Juliet Bray, una atractiva mujer de cabellos oscuros y ojos inquietos, poseía cordialidad e incluso generosidad en sus más que arrogantes maneras. Solía imponerse y mandar sobre su hermano en la mayor parte de las cuestiones, aunque al noble, como a muchos otros hombres de vagas convicciones, nunca le faltaba un arranque de coraje en aquellas situaciones extremas en las que su hermana lo ponía contra las cuerdas. El hecho de que ella hiciese prevalecer sus deseos sobre los de sus invitados era una verdad como un templo, siendo capaz de llegar incluso al extremo de vestir de carnaval a los más respetables y a los menos dispuestos con tal de sacar adelante su fiesta de disfraces medievales. Además, parecía como si pudiese mandar también sobre los elementos como una bruja, ya que poco después el tiempo fue empeorando sin interrupción hasta que aquella misma tarde el hielo del lago, brillando tenuemente a la luz de la luna, acabó convirtiéndose en un auténtico suelo de mármol, razón por la cual todos habían empezado ya a bailar y patinar sobre él mucho antes incluso de que hubiese llegado a oscurecer del todo.

Prior’s Park o, para hablar con mayor propiedad, el distrito que rodeaba Hollinwall, había sido una casa solariega que había acabado convirtiéndose en todo un barrio. Para haber tenido en cierta ocasión nada más que un pequeño pueblo a su cargo, se encontraba ahora con que más allá de sus puertas tenía todos los rasgos característicos de la expansión de Londres. Mr.
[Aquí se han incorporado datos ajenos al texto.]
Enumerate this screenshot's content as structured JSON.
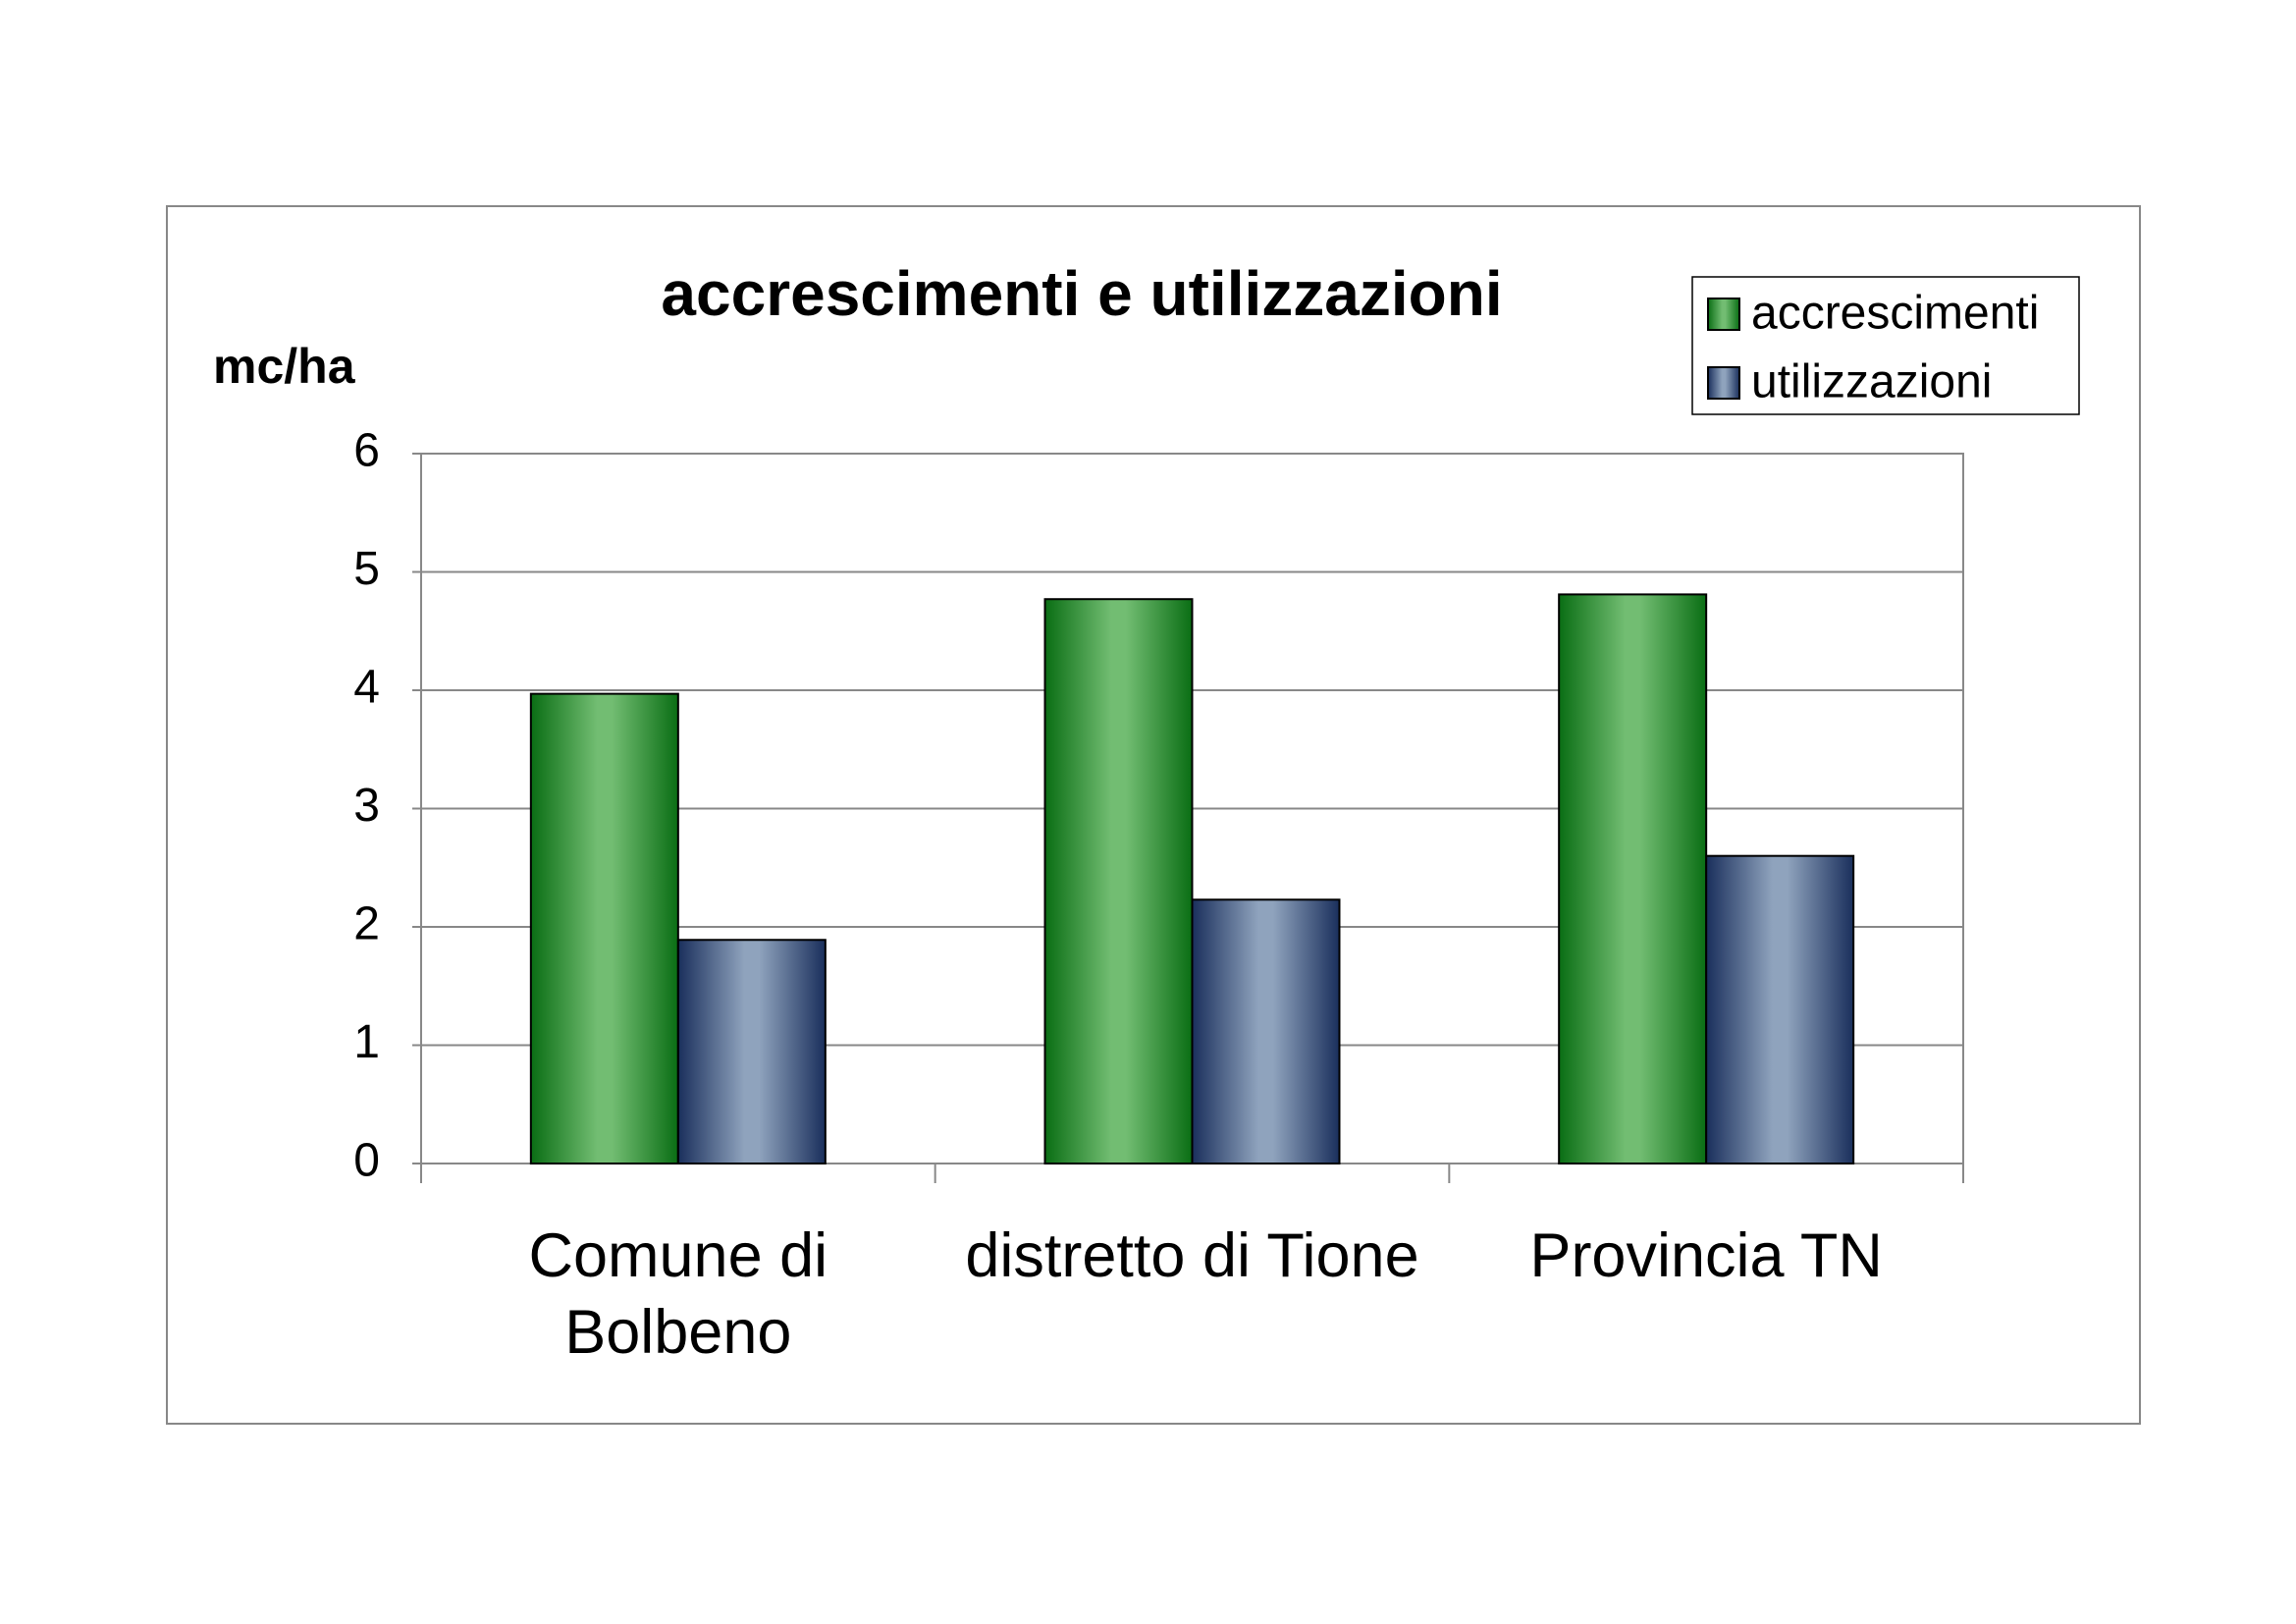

Haddow, que era quien se ocupaba de realizar todas las investigaciones históricas tanto en la biblioteca como en la localidad, podía encontrar poca ayuda en un hecho como aquél. De entre tantos y tantos documentos había sacado la conclusión de que Prior’s Park había sido en sus orígenes algo parecido a Prior’s Farm, así llamada en honor de algún personaje local. Pero las nuevas circunstancias sociales se hallaban en contra de su afán por rastrear la historia local a través de sus tradiciones. Si todavía quedara alguno de los verdaderos oriundos del lugar, quizá habría podido encontrar alguna leyenda perdurable acerca de Mr. Prior por más antigua que fuera. Pero la nueva población nómada compuesta por oficinistas y artesanos que no dejaban de mudarse constantemente de un barrio a otro, o de cambiar a sus hijos de una escuela a otra, no podría nunca tener ni continuidad ni consistencia, aunque sí poseía esa asombrosa capacidad para olvidar el pasado que llega a todas partes conforme se expande la educación.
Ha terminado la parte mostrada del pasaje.